Spirales à la noisette


Ingrédients : 

300 g de farine bise

175 g de sucre

150 g de noisettes

150 g de margarine

1 sachet de levure chimique

100 ml de lait de soja froid

1 pincée de sel

1 cuillère à café de cannelle


- Dans une terrine, verser la farine, le sel, 100 g de sucre, la margarine, la levure et les noisettes moulues

- Pétrir à la main en ajoutant peu à peu le lait.

- Vous devez obtenir une pâte ni trop molle ni trop dure pour pouvoir l’étaler au rouleau et ensuite la rouler sans difficulté.

- Fariner le plan de travail et déposer la pâte.

- L’abaisser au rouleau en un rectangle de ½ centimètre d’épaisseur.

- Dans une petite tasse mélanger intimement le reste du sucre avec la cannelle.

- Saupoudrer la pâte de ce mélange et la rouler sur elle-même pour former un long gâteau roulé.

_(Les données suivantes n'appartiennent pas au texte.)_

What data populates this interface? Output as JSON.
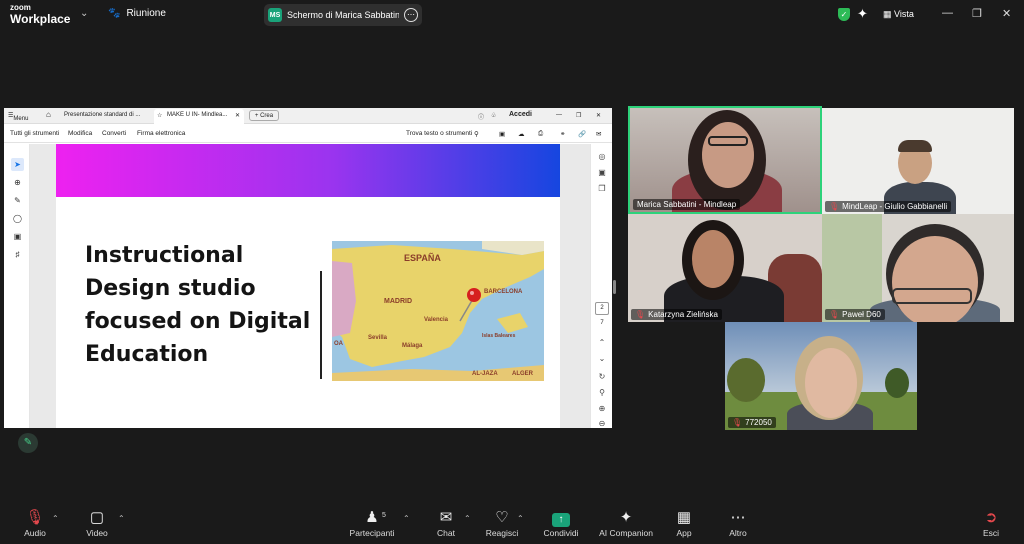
{
  "app": {
    "logo_small": "zoom",
    "logo_large": "Workplace"
  },
  "meeting": {
    "label": "Riunione"
  },
  "share": {
    "initials": "MS",
    "text": "Schermo di Marica Sabbatini - M"
  },
  "view": {
    "label": "Vista"
  },
  "acrobat": {
    "menu": "Menu",
    "tab1": "Presentazione standard di ...",
    "tab2": "MAKE U IN- Mindlea...",
    "new_button": "+ Crea",
    "signin": "Accedi",
    "tool_tabs": [
      "Tutti gli strumenti",
      "Modifica",
      "Converti",
      "Firma elettronica"
    ],
    "find": "Trova testo o strumenti",
    "page_current": "2",
    "page_total": "7"
  },
  "slide": {
    "title": "Instructional Design studio focused on Digital Education",
    "map_labels": [
      "ESPAÑA",
      "BARCELONA",
      "MADRID",
      "Valencia",
      "Sevilla",
      "Málaga",
      "ALGER",
      "Islas Baleares",
      "AL-JAZA",
      "OA"
    ]
  },
  "participants": [
    {
      "name": "Marica Sabbatini - Mindleap",
      "muted": false,
      "active": true
    },
    {
      "name": "MindLeap - Giulio Gabbianelli",
      "muted": true
    },
    {
      "name": "Katarzyna Zielińska",
      "muted": true
    },
    {
      "name": "Paweł D60",
      "muted": true
    },
    {
      "name": "772050",
      "muted": true
    }
  ],
  "toolbar": {
    "audio": "Audio",
    "video": "Video",
    "participants": "Partecipanti",
    "participants_count": "5",
    "chat": "Chat",
    "react": "Reagisci",
    "share": "Condividi",
    "ai": "AI Companion",
    "apps": "App",
    "more": "Altro",
    "leave": "Esci"
  },
  "colors": {
    "active_speaker": "#2dd27a",
    "share_green": "#1aa37a",
    "mute_red": "#e5484d"
  }
}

- Découper en tranches de 1 centimètre d’épaisseur et déposer sur une tôle en les espaçant les unes des autres.

- Faire cuire à four chaud jusqu’à ce que les spirales soient dorées.

- Ne pas les faire trop cuire pour qu’elles soient encore tendres à l’intérieur.


Ces gâteaux sont un peu difficiles à faire car la pâte est friable, mais le résultat est délicieux !

 

Nb : Utilisez de préférence la levure sans phosphate (en magasin diététique).